In speaking of gifts, Paul singles out a few:
11The gifts he gave were that some would be apostles, some prophets, some evangelists, some pastors and teachers,
I don’t think this is meant to be an exhaustive list. We can tell that because other gifts are given in the other lists in the New Testament. The gifts Paul focuses on here have to do with the sharing of God’s word. Initially through the apostles and prophets, those who revealed the mystery of God to us as Paul said in 2:20. The evangelists are those who take God’s word and share it with people for the first time. Pastors and teachers are those who help us learn God’s word more fully and to apply it to our lives. Because God’s word is the foundation of our unity, these gifts are essential for the correct building up of our unity. We need to be grounded in the truth of God’s word if we’re going to be united as the church.

Did you notice that qualification on our unity? We’re not to strive for unity at the expense of the truth. The point isn’t to say we all get along and isn’t that great. If that were the case, it wouldn’t matter what we think or believe. But Paul says we’re working towards unity of the faith and of the knowledge of the Son of God. The goal of the church is our own maturity in unity, which comes from knowing, trusting and growing up into Christ. In speaking the truth in love that we must grow up in every way into him who is the head, into Christ.
If we’re to truly grow as a church, we need every part mature and working together. The gifts Paul’s mentioned, the apostles, prophets, evangelists, pastors and teachers are all gifts with the same purpose: to equip the saints for the work of ministry, for building up the body of Christ. They’re essential for the rest of our gifts to be properly identified, equipped and released. It’s speaking the truth in love that we must grow up in every way into him who is the head, into Christ, from whom the whole body, joined and knit together by every ligament with which it is equipped, as each part is working properly, promotes the body’s growth in building itself up in love.

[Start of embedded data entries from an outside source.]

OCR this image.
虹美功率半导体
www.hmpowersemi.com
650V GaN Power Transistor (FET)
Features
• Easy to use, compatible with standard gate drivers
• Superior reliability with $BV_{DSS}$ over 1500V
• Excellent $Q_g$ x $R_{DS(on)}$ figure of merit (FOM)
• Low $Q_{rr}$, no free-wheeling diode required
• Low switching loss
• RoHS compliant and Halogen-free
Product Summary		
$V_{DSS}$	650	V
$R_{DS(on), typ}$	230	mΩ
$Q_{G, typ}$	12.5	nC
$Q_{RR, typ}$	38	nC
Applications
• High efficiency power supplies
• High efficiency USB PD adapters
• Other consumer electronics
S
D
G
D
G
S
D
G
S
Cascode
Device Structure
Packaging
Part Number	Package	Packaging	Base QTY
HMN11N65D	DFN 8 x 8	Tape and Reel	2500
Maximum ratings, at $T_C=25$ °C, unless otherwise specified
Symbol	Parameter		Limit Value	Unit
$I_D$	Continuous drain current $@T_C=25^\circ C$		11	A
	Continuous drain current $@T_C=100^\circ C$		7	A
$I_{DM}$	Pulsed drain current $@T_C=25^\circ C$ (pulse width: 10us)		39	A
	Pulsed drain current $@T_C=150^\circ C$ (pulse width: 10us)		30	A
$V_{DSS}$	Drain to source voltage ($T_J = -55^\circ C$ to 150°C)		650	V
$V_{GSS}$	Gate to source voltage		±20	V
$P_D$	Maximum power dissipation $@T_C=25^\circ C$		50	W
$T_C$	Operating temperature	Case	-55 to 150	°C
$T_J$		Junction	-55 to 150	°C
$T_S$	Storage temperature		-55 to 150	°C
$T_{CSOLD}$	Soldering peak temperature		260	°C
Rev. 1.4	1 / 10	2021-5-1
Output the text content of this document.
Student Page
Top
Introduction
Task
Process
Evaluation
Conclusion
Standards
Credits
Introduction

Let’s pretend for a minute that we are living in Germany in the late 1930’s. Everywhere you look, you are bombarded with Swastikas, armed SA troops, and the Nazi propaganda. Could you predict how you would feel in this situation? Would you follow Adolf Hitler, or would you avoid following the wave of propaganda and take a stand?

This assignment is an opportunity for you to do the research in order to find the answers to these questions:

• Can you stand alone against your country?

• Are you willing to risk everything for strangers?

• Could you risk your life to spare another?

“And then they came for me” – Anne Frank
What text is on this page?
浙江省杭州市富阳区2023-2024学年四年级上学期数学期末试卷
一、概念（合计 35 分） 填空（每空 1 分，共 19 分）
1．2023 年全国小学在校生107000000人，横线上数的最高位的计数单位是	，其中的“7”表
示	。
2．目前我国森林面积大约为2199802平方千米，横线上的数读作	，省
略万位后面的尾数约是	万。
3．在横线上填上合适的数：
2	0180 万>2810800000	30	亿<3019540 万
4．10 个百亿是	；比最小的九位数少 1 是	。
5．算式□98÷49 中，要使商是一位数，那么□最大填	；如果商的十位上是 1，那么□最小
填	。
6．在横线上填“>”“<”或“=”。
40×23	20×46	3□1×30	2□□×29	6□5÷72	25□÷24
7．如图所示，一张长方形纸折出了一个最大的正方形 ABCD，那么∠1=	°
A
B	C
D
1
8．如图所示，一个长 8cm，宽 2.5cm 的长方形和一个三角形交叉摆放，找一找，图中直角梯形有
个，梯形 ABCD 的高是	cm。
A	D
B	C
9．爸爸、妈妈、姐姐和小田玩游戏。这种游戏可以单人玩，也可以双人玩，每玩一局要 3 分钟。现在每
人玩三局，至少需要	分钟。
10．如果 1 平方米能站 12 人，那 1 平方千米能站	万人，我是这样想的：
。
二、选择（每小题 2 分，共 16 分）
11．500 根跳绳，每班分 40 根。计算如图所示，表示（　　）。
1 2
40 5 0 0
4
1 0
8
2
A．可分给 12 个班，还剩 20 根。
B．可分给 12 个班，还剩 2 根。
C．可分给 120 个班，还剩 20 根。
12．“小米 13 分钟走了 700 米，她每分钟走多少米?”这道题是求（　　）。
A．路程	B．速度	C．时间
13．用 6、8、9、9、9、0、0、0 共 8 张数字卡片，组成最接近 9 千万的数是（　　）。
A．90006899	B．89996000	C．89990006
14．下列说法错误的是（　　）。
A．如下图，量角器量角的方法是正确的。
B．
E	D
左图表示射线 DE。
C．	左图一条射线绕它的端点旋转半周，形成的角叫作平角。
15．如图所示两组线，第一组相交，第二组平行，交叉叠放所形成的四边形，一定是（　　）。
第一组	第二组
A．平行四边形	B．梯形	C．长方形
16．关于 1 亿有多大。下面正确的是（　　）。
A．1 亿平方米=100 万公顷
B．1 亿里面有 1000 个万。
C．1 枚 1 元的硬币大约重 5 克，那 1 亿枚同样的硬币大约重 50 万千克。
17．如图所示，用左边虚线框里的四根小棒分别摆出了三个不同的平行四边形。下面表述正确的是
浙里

I want to take a moment to speak to those here from Rochester and Lockington. Stuart’s a great guy. I know he’s been with you for a few years, and because he’s a great guy, you probably haven’t realized this yet, but he doesn’t have everything it takes to grow the church. Those who are from Echuca, I’ve only been with you six weeks. But you already know this about me! I told you so in my first sermon. I don’t, Stuart doesn’t, have everything it takes to grow the church on our own. But we, do. God has given us every gift needed to grow the church. Because of the unity we share, it might even be that those gifts are spread around our cluster!

We need every member striving for unity, every member striving to maturity, so that the church can grow in unity, so that the church can grow in maturity, so that the church can grow. Let’s make every effort to see that happen.